Let’s now apply MCP-counter to the same dataset.
res_mcp_counter <- deconvolute(dataset_racle$expr_mat, "mcp_counter")
MCP-counter provides scores in arbitrary units that are only comparable between samples, but not between cell-types. The visualisation as bar-chart suggests the scores to be cell-type fractions and is, therefore, unsuitable.
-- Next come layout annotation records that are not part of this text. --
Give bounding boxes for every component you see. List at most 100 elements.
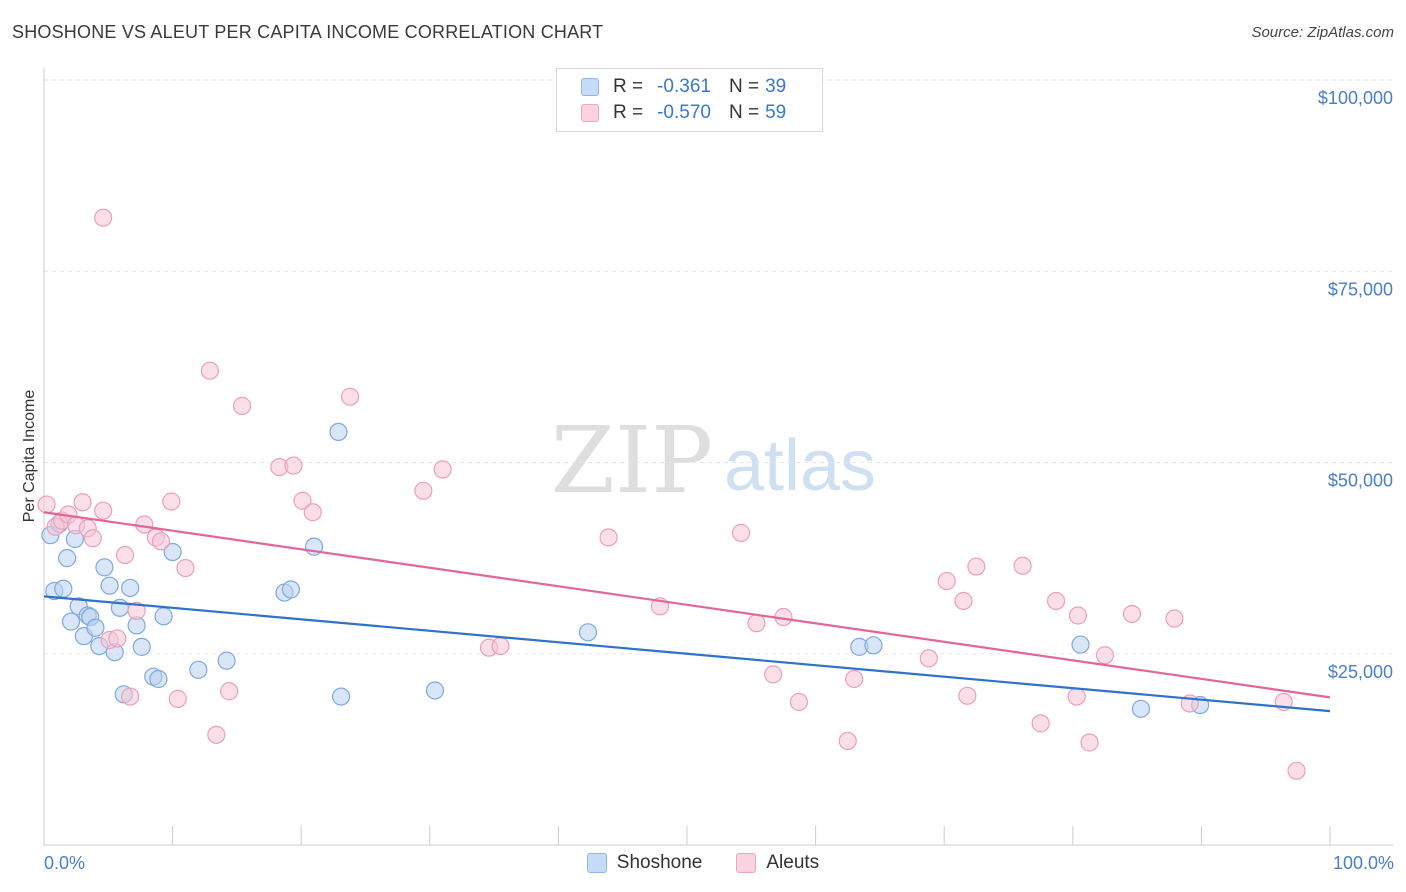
aleut-point <box>121 687 140 706</box>
aleut-point <box>1046 591 1066 611</box>
shoshone-point <box>86 618 105 637</box>
y-tick-label: $50,000 <box>1328 471 1393 491</box>
trend-line-shoshone <box>43 595 1331 713</box>
aleut-point <box>433 460 452 479</box>
aleut-point <box>1165 609 1184 628</box>
aleut-point <box>1067 687 1086 706</box>
aleut-point <box>127 601 146 621</box>
legend-r-value: -0.570 <box>657 102 711 123</box>
legend-n-label: N = <box>728 76 760 97</box>
aleut-point <box>94 208 113 227</box>
shoshone-point <box>58 549 77 568</box>
x-ticks <box>43 826 1331 845</box>
watermark-atlas: atlas <box>724 426 876 506</box>
series-legend-aleuts[interactable]: Aleuts <box>736 852 819 874</box>
watermark-zip: ZIP <box>551 407 713 514</box>
shoshone-point <box>1071 635 1090 654</box>
aleut-point <box>162 492 181 511</box>
shoshone-point <box>61 612 81 631</box>
shoshone-point <box>281 580 301 599</box>
shoshone-point <box>1131 699 1151 718</box>
watermark: ZIP atlas <box>551 407 876 514</box>
shoshone-point <box>578 623 598 642</box>
aleut-point <box>967 557 986 576</box>
shoshone-point <box>329 422 348 441</box>
aleut-point <box>83 529 102 548</box>
aleut-point <box>1080 733 1099 752</box>
aleut-point <box>168 689 187 708</box>
legend-row-shoshone: R = -0.361 N = 39 <box>581 76 786 98</box>
series-label-shoshone: Shoshone <box>616 852 703 873</box>
grid-lines <box>44 79 1393 655</box>
axes <box>43 68 1393 846</box>
aleut-point <box>284 456 303 475</box>
legend-row-aleuts: R = -0.570 N = 59 <box>581 102 786 124</box>
legend-r-label: R = <box>613 102 644 123</box>
aleut-point <box>340 387 360 406</box>
legend-n-value: 39 <box>765 76 787 97</box>
aleut-point <box>954 591 973 611</box>
y-tick-labels: $25,000 $50,000 $75,000 $100,000 <box>1318 88 1393 682</box>
aleut-point <box>764 665 783 684</box>
aleut-point <box>94 501 113 520</box>
aleut-point <box>303 503 322 522</box>
trend-line-aleuts <box>43 511 1331 699</box>
aleut-point <box>845 669 864 689</box>
aleut-point <box>747 614 766 633</box>
aleut-point <box>200 361 219 380</box>
legend-swatch-aleuts <box>581 104 599 122</box>
shoshone-point <box>149 669 168 689</box>
shoshone-point <box>154 607 173 626</box>
trend-lines <box>43 511 1331 713</box>
series-shoshone <box>41 422 1210 718</box>
legend-r-label: R = <box>613 76 644 97</box>
aleut-point <box>937 571 956 591</box>
aleut-point <box>207 725 226 744</box>
legend-n-value: 59 <box>765 102 787 123</box>
shoshone-point <box>54 579 73 598</box>
series <box>37 208 1306 780</box>
series-swatch-shoshone <box>586 853 607 873</box>
aleut-point <box>789 692 808 712</box>
series-label-aleuts: Aleuts <box>766 852 820 873</box>
aleut-point <box>1068 606 1088 625</box>
legend-r-value: -0.361 <box>657 76 711 97</box>
aleut-point <box>958 686 977 705</box>
aleut-point <box>293 491 312 510</box>
aleut-point <box>108 629 127 648</box>
chart-title: SHOSHONE VS ALEUT PER CAPITA INCOME CORR… <box>12 22 604 42</box>
aleut-point <box>232 396 252 415</box>
aleut-point <box>1122 604 1142 624</box>
shoshone-point <box>217 651 236 670</box>
shoshone-point <box>425 681 445 700</box>
aleut-point <box>220 682 239 701</box>
aleut-point <box>1287 761 1306 780</box>
aleut-point <box>176 558 195 578</box>
aleut-point <box>115 545 135 565</box>
legend-swatch-shoshone <box>581 78 599 96</box>
aleut-point <box>414 481 433 500</box>
series-legend: Shoshone Aleuts <box>0 852 1406 874</box>
aleut-point <box>491 636 510 656</box>
y-tick-label: $75,000 <box>1328 279 1393 299</box>
legend-n-label: N = <box>728 102 760 123</box>
aleut-point <box>731 523 751 542</box>
shoshone-point <box>331 687 351 706</box>
y-tick-label: $100,000 <box>1318 88 1393 108</box>
source-credit: Source: ZipAtlas.com <box>1251 24 1394 41</box>
shoshone-point <box>163 542 182 562</box>
aleut-point <box>838 731 857 751</box>
aleut-point <box>1031 714 1050 733</box>
aleut-point <box>73 493 92 512</box>
shoshone-point <box>121 578 140 598</box>
aleut-point <box>599 528 618 547</box>
aleut-point <box>1013 556 1032 575</box>
aleut-point <box>919 649 938 668</box>
series-legend-shoshone[interactable]: Shoshone <box>586 852 703 874</box>
correlation-legend: R = -0.361 N = 39 R = -0.570 N = 59 <box>556 68 823 132</box>
aleut-point <box>37 495 56 514</box>
shoshone-point <box>864 636 883 655</box>
x-tick-label-max: 100.0% <box>1333 853 1394 873</box>
y-tick-label: $25,000 <box>1328 662 1393 682</box>
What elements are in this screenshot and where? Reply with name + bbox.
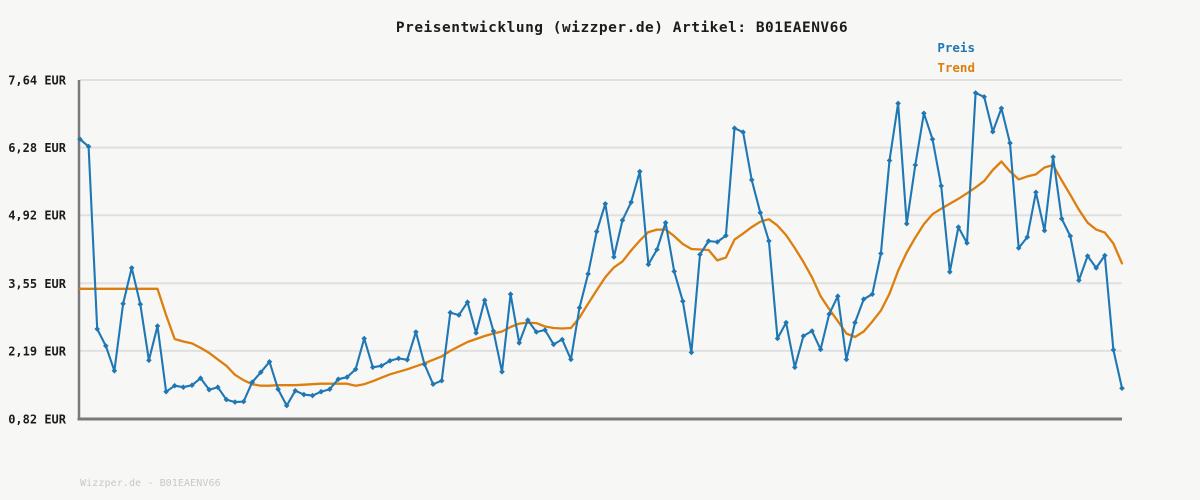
series-line-preis — [78, 91, 1124, 407]
legend: Preis Trend — [937, 38, 975, 78]
chart-title: Preisentwicklung (wizzper.de) Artikel: B… — [395, 20, 849, 36]
y-tick-label: 0,82 EUR — [8, 413, 67, 427]
legend-item-preis: Preis — [937, 40, 975, 55]
legend-item-trend: Trend — [937, 60, 975, 75]
watermark: Wizzper.de - B01EAENV66 — [80, 478, 221, 489]
y-tick-label: 3,55 EUR — [8, 277, 67, 291]
series-line-trend — [78, 160, 1124, 387]
y-tick-label: 6,28 EUR — [8, 141, 67, 155]
data-point-markers-preis — [77, 90, 1125, 409]
y-tick-label: 4,92 EUR — [8, 209, 67, 223]
y-tick-label: 7,64 EUR — [8, 74, 67, 88]
y-tick-label: 2,19 EUR — [8, 344, 67, 358]
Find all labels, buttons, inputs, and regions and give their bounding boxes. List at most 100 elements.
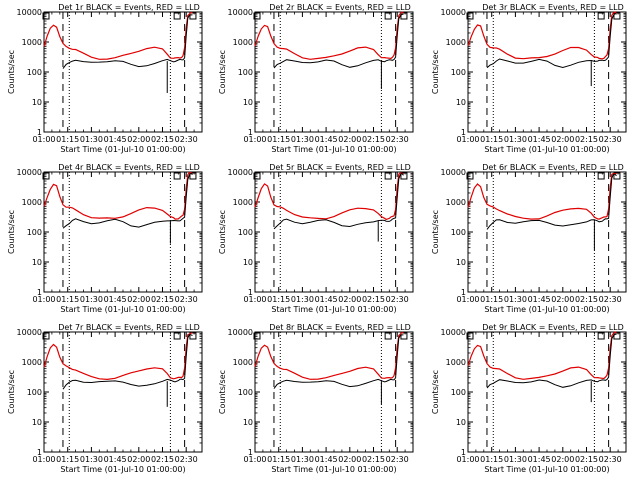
box-marker — [42, 172, 50, 180]
x-tick-label: 02:00 — [551, 295, 574, 304]
lld-series-line — [467, 11, 617, 60]
events-series-line — [62, 334, 193, 390]
x-tick-label: 01:30 — [504, 455, 527, 464]
box-marker — [400, 172, 408, 180]
box-marker — [384, 12, 392, 20]
y-tick-label: 100 — [451, 228, 466, 237]
x-tick-label: 02:30 — [386, 135, 409, 144]
x-axis-label: Start Time (01-Jul-10 01:00:00) — [484, 145, 609, 154]
y-tick-label: 100 — [451, 388, 466, 397]
x-tick-label: 01:45 — [104, 295, 127, 304]
x-tick-label: 01:00 — [243, 295, 266, 304]
y-tick-label: 1 — [461, 128, 466, 137]
x-axis-label: Start Time (01-Jul-10 01:00:00) — [271, 465, 396, 474]
y-tick-label: 1 — [37, 288, 42, 297]
box-marker — [189, 332, 197, 340]
x-tick-label: 01:15 — [56, 135, 79, 144]
events-series-line — [486, 333, 617, 389]
y-tick-label: 10000 — [441, 168, 466, 177]
x-tick-label: 02:15 — [151, 135, 174, 144]
y-axis-label: Counts/sec — [7, 50, 16, 94]
box-marker — [384, 172, 392, 180]
box-marker — [466, 332, 474, 340]
x-tick-label: 01:00 — [243, 135, 266, 144]
x-tick-label: 01:45 — [528, 455, 551, 464]
x-tick-label: 01:15 — [480, 295, 503, 304]
box-marker — [400, 12, 408, 20]
x-tick-label: 01:30 — [80, 295, 103, 304]
events-series-line — [273, 13, 404, 69]
plot-frame — [467, 331, 627, 453]
panel-title: Det 4r BLACK = Events, RED = LLD — [58, 163, 200, 172]
x-tick-label: 01:30 — [291, 135, 314, 144]
y-axis-label: Counts/sec — [7, 370, 16, 414]
box-marker — [42, 12, 50, 20]
x-tick-label: 02:00 — [127, 295, 150, 304]
events-series-line — [273, 334, 404, 389]
x-tick-label: 02:30 — [175, 295, 198, 304]
y-tick-label: 10 — [243, 418, 253, 427]
x-tick-label: 01:45 — [315, 295, 338, 304]
box-marker — [253, 12, 261, 20]
y-tick-label: 10000 — [228, 328, 253, 337]
box-marker — [613, 172, 621, 180]
panel-title: Det 3r BLACK = Events, RED = LLD — [482, 3, 624, 12]
x-tick-label: 01:00 — [32, 295, 55, 304]
y-tick-label: 1000 — [446, 38, 466, 47]
panel-title: Det 9r BLACK = Events, RED = LLD — [482, 323, 624, 332]
y-tick-label: 1 — [37, 448, 42, 457]
x-tick-label: 02:00 — [551, 135, 574, 144]
x-tick-label: 01:30 — [504, 295, 527, 304]
x-tick-label: 02:15 — [362, 295, 385, 304]
box-marker — [173, 172, 181, 180]
y-tick-label: 1000 — [22, 38, 42, 47]
lld-series-line — [467, 172, 617, 220]
y-axis-label: Counts/sec — [431, 370, 440, 414]
box-marker — [42, 332, 50, 340]
box-marker — [466, 12, 474, 20]
x-tick-label: 02:30 — [599, 455, 622, 464]
x-tick-label: 02:15 — [151, 295, 174, 304]
y-tick-label: 1000 — [233, 358, 253, 367]
y-axis-label: Counts/sec — [218, 210, 227, 254]
x-tick-label: 02:30 — [599, 135, 622, 144]
lld-series-line — [254, 331, 404, 380]
y-tick-label: 1000 — [22, 358, 42, 367]
x-tick-label: 02:15 — [362, 135, 385, 144]
x-tick-label: 01:30 — [291, 455, 314, 464]
x-tick-label: 01:00 — [456, 295, 479, 304]
x-tick-label: 01:15 — [56, 295, 79, 304]
box-marker — [384, 332, 392, 340]
x-tick-label: 01:45 — [528, 295, 551, 304]
y-tick-label: 1 — [37, 128, 42, 137]
y-tick-label: 10 — [32, 98, 42, 107]
x-tick-label: 01:15 — [56, 455, 79, 464]
y-tick-label: 10 — [243, 258, 253, 267]
y-axis-label: Counts/sec — [431, 210, 440, 254]
y-tick-label: 10 — [456, 418, 466, 427]
events-series-line — [62, 14, 193, 69]
x-tick-label: 02:15 — [362, 455, 385, 464]
lld-series-line — [43, 332, 193, 381]
box-marker — [189, 12, 197, 20]
x-tick-label: 02:00 — [127, 455, 150, 464]
x-tick-label: 02:00 — [551, 455, 574, 464]
events-series-line — [62, 172, 193, 229]
y-tick-label: 1 — [248, 128, 253, 137]
x-tick-label: 01:00 — [456, 455, 479, 464]
y-tick-label: 10000 — [17, 8, 42, 17]
y-tick-label: 100 — [451, 68, 466, 77]
y-tick-label: 10 — [243, 98, 253, 107]
box-marker — [597, 172, 605, 180]
events-series-line — [273, 172, 404, 230]
box-marker — [253, 332, 261, 340]
box-marker — [613, 332, 621, 340]
x-tick-label: 01:00 — [243, 455, 266, 464]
Instead, we use ggplot to visualize the scores per-cell type, allowing for a relative comparison between samples.
res_mcp_counter %>%
gather(sample, score, -cell_type) %>%
ggplot(aes(x = sample, y = score, color = cell_type)) +
geom_point(size = 4) +
facet_wrap(~cell_type, scales = "free_x", ncol = 3) +
scale_color_brewer(palette = "Paired", guide = FALSE) +
coord_flip() +
theme_bw() +
theme(axis.text.x = element_text(angle = 90, vjust = 0.5, hjust = 1))
With the scores being in arbitrary units, the results are not useful for judging if a cell type is present in the sample, or not. However, we can compare the relative values between samples and relate them to the results we obtained earlier using quanTIseq.
Let’s now compare the results with ‘gold standard’ FACS data obtained for the four samples. This is, of course, not a representative benchmark, but it gives a notion about what magnitude of predictive accuracy we can expect.
# construct a single dataframe containing all data
#
# re-map the cell-types to common names.
# only include the cell-types that are measured using FACS
cell_types <- c("B cell", "T cell CD4+", "T cell CD8+", "NK cell")
tmp_quantiseq <- res_quantiseq %>%
map_result_to_celltypes(cell_types, "quantiseq") %>%
rownames_to_column("cell_type") %>%
gather("sample", "estimate", -cell_type) %>%
mutate(method = "quanTIseq")
tmp_mcp_counter <- res_mcp_counter %>%
map_result_to_celltypes(cell_types, "mcp_counter") %>%
rownames_to_column("cell_type") %>%
gather("sample", "estimate", -cell_type) %>%
mutate(method = "MCP-counter")
result <- bind_rows(tmp_quantiseq, tmp_mcp_counter) %>%
inner_join(dataset_racle$ref)
Plot the true vs. estimated values:
result %>%
ggplot(aes(x = true_fraction, y = estimate)) +
geom_point(aes(shape = cell_type, color = cell_type)) +
facet_wrap(cell_type ~ method, scales = "free_y", ncol = 2) +
scale_color_brewer(palette = "Dark2") +
theme_bw()
(MCP counter does not provide estimates for CD4+ T cells.)